Quantum Dots in Bioimaging: Advances, Challenges, and Future Perspectives

Abstract

Quantum dots (QDs) are size-dependent semiconductor crystal fluorescent markers at the nanoscale, which have revolutionized biomedical imaging through enhanced photostability, multiplexing, and emission-spectrum tunability. QDs, in the last two decades, have proved their utility across several types of imaging applications, ranging from in vitro labeling to deep-tissue visualization and tracking living cells. But their clinical use is limited because of their toxicity, long-term biocompatibility, and complicated surface modification. This is a narrative overview of the synthesis and structural engineering of QDs, including bottom-up chemical approaches, core–shell engineering, and biomedical compatibility surface modifications. The article also addresses the significant characterization methods—like TEM, DLS, PL spectroscopy, and zeta potential analysis—that are critical for evaluating their morphology, optical, and surface characteristics.
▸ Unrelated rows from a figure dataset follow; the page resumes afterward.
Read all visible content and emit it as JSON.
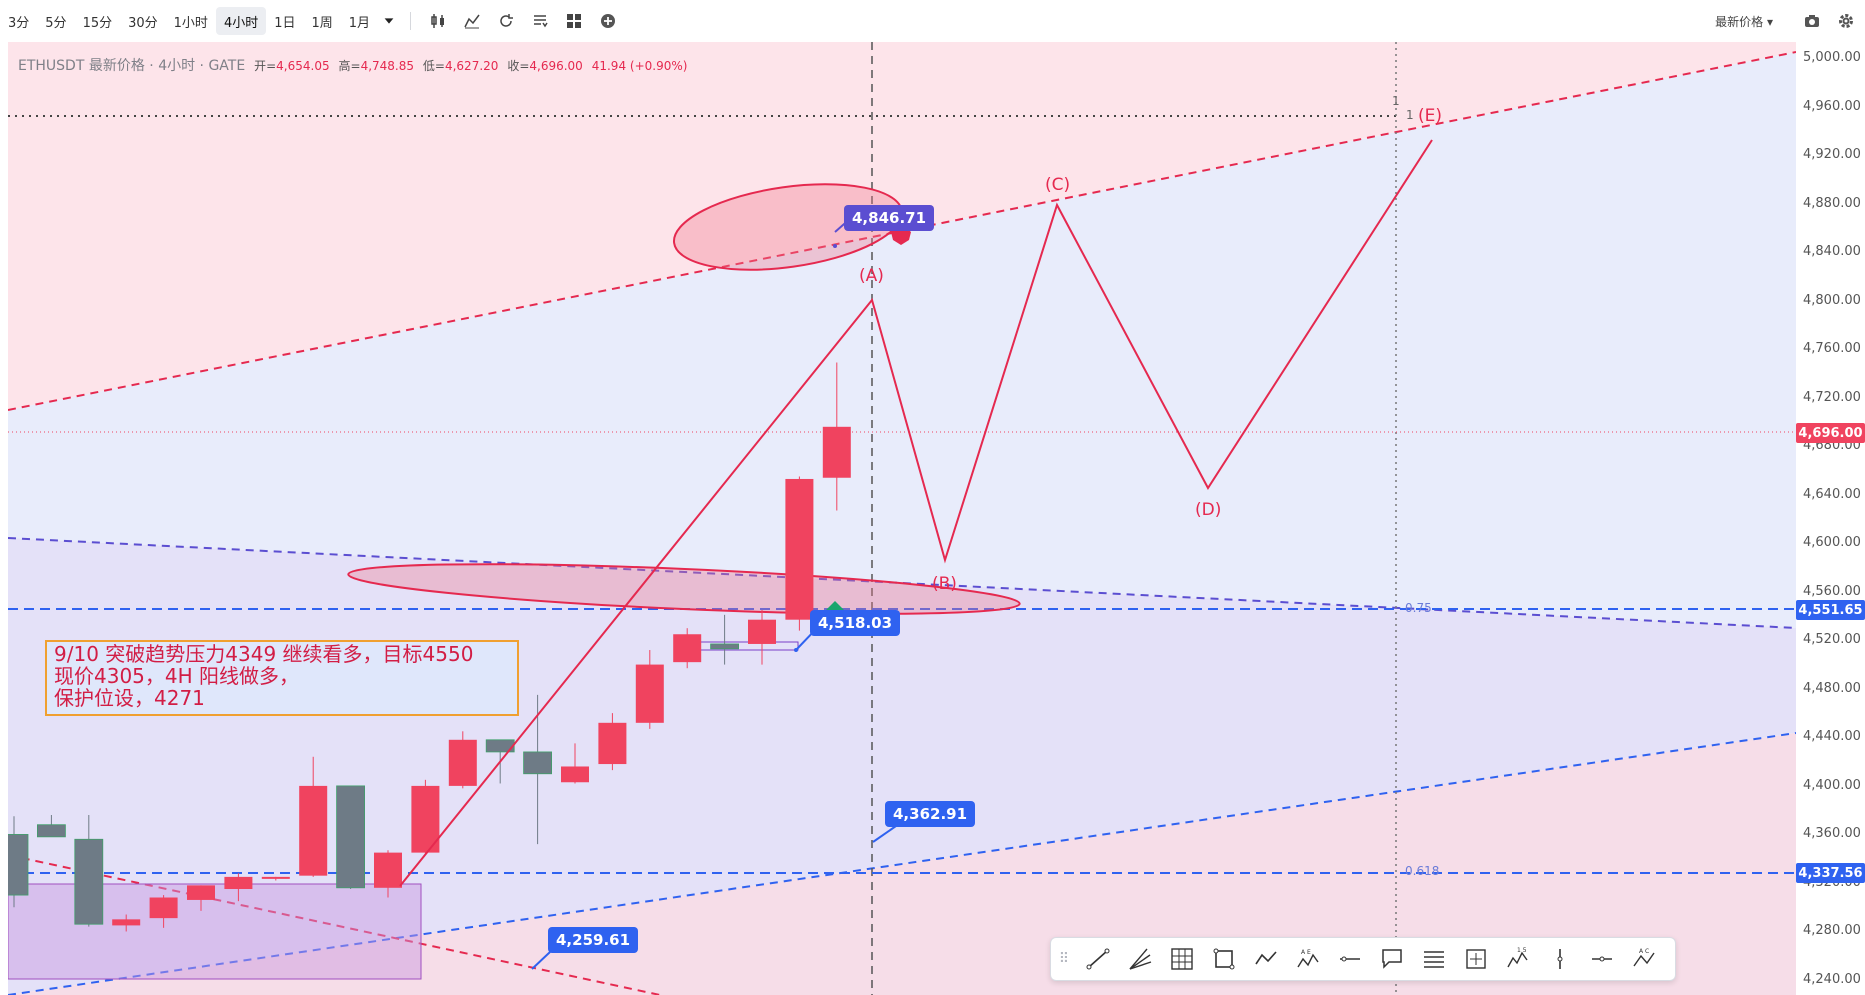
{
  "toolbar": {
    "intervals": [
      "3分",
      "5分",
      "15分",
      "30分",
      "1小时",
      "4小时",
      "1日",
      "1周",
      "1月"
    ],
    "active_interval": "4小时",
    "icons": [
      "candlestick-icon",
      "indicators-icon",
      "replay-icon",
      "templates-icon",
      "layout-icon",
      "add-icon"
    ],
    "price_type": "最新价格",
    "right_icons": [
      "camera-icon",
      "settings-icon"
    ]
  },
  "legend": {
    "symbol": "ETHUSDT 最新价格 · 4小时 · GATE",
    "open_label": "开=",
    "open": "4,654.05",
    "high_label": "高=",
    "high": "4,748.85",
    "low_label": "低=",
    "low": "4,627.20",
    "close_label": "收=",
    "close": "4,696.00",
    "change": "41.94 (+0.90%)"
  },
  "note": {
    "lines": [
      "9/10 突破趋势压力4349 继续看多，目标4550",
      "现价4305，4H 阳线做多，",
      "保护位设，4271"
    ]
  },
  "callouts": {
    "c1": "4,846.71",
    "c2": "4,518.03",
    "c3": "4,362.91",
    "c4": "4,259.61"
  },
  "wave_labels": [
    "(A)",
    "(B)",
    "(C)",
    "(D)",
    "(E)"
  ],
  "fib": {
    "f075": "0.75",
    "f0618": "0.618",
    "f1": "1"
  },
  "axis": {
    "ticks": [
      "5,000.00",
      "4,960.00",
      "4,920.00",
      "4,880.00",
      "4,840.00",
      "4,800.00",
      "4,760.00",
      "4,720.00",
      "4,680.00",
      "4,640.00",
      "4,600.00",
      "4,560.00",
      "4,520.00",
      "4,480.00",
      "4,440.00",
      "4,400.00",
      "4,360.00",
      "4,320.00",
      "4,280.00",
      "4,240.00"
    ],
    "current_price": "4,696.00",
    "level_1": "4,551.65",
    "level_2": "4,337.56"
  },
  "colors": {
    "up": "#f0435f",
    "down": "#6e7b86",
    "wave": "#e5294f",
    "fib": "#2f62f0",
    "accent": "#2f62f0"
  },
  "chart_data": {
    "type": "candlestick",
    "candles": [
      {
        "o": 4360,
        "h": 4375,
        "l": 4300,
        "c": 4310
      },
      {
        "o": 4368,
        "h": 4376,
        "l": 4358,
        "c": 4358
      },
      {
        "o": 4356,
        "h": 4376,
        "l": 4284,
        "c": 4286
      },
      {
        "o": 4285,
        "h": 4294,
        "l": 4280,
        "c": 4290
      },
      {
        "o": 4291,
        "h": 4310,
        "l": 4283,
        "c": 4308
      },
      {
        "o": 4306,
        "h": 4318,
        "l": 4297,
        "c": 4318
      },
      {
        "o": 4315,
        "h": 4328,
        "l": 4305,
        "c": 4325
      },
      {
        "o": 4325,
        "h": 4325,
        "l": 4322,
        "c": 4325
      },
      {
        "o": 4326,
        "h": 4424,
        "l": 4325,
        "c": 4400
      },
      {
        "o": 4400,
        "h": 4400,
        "l": 4315,
        "c": 4316
      },
      {
        "o": 4316,
        "h": 4347,
        "l": 4308,
        "c": 4345
      },
      {
        "o": 4345,
        "h": 4405,
        "l": 4343,
        "c": 4400
      },
      {
        "o": 4400,
        "h": 4445,
        "l": 4398,
        "c": 4438
      },
      {
        "o": 4438,
        "h": 4438,
        "l": 4402,
        "c": 4428
      },
      {
        "o": 4428,
        "h": 4475,
        "l": 4352,
        "c": 4410
      },
      {
        "o": 4403,
        "h": 4435,
        "l": 4402,
        "c": 4416
      },
      {
        "o": 4418,
        "h": 4460,
        "l": 4413,
        "c": 4452
      },
      {
        "o": 4452,
        "h": 4512,
        "l": 4447,
        "c": 4500
      },
      {
        "o": 4502,
        "h": 4530,
        "l": 4497,
        "c": 4525
      },
      {
        "o": 4517,
        "h": 4541,
        "l": 4500,
        "c": 4513
      },
      {
        "o": 4517,
        "h": 4545,
        "l": 4500,
        "c": 4537
      },
      {
        "o": 4537,
        "h": 4655,
        "l": 4528,
        "c": 4653
      },
      {
        "o": 4654,
        "h": 4749,
        "l": 4627,
        "c": 4696
      }
    ],
    "current": 4696.0,
    "levels": [
      4551.65,
      4337.56
    ],
    "wave_points": [
      4805,
      4590,
      4880,
      4650,
      4940
    ],
    "ylim": [
      4240,
      5000
    ]
  }
}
Biomedical applications are classified as in vitro, in vivo, and molecular targeting imaging, each with specific requirements and challenges for performance. QDs hold promise, but they suffer from important hurdles, including toxic effects of heavy metals, photoxicity, and inefficient clearance from biological systems, as well as restricted regulatory endorsement. Future directions, including metal-free QDs, AI-based fluorescence analysis, and compatibility with multimodal imaging platforms, are discussed in this review as well. They seek to bypass the hurdles and propel QDs toward clinic readiness. In conclusion, quantum dots represent a powerful yet evolving imaging technology. Their future lies in balancing performance with safety through interdisciplinary research, material innovation, and ethical oversight.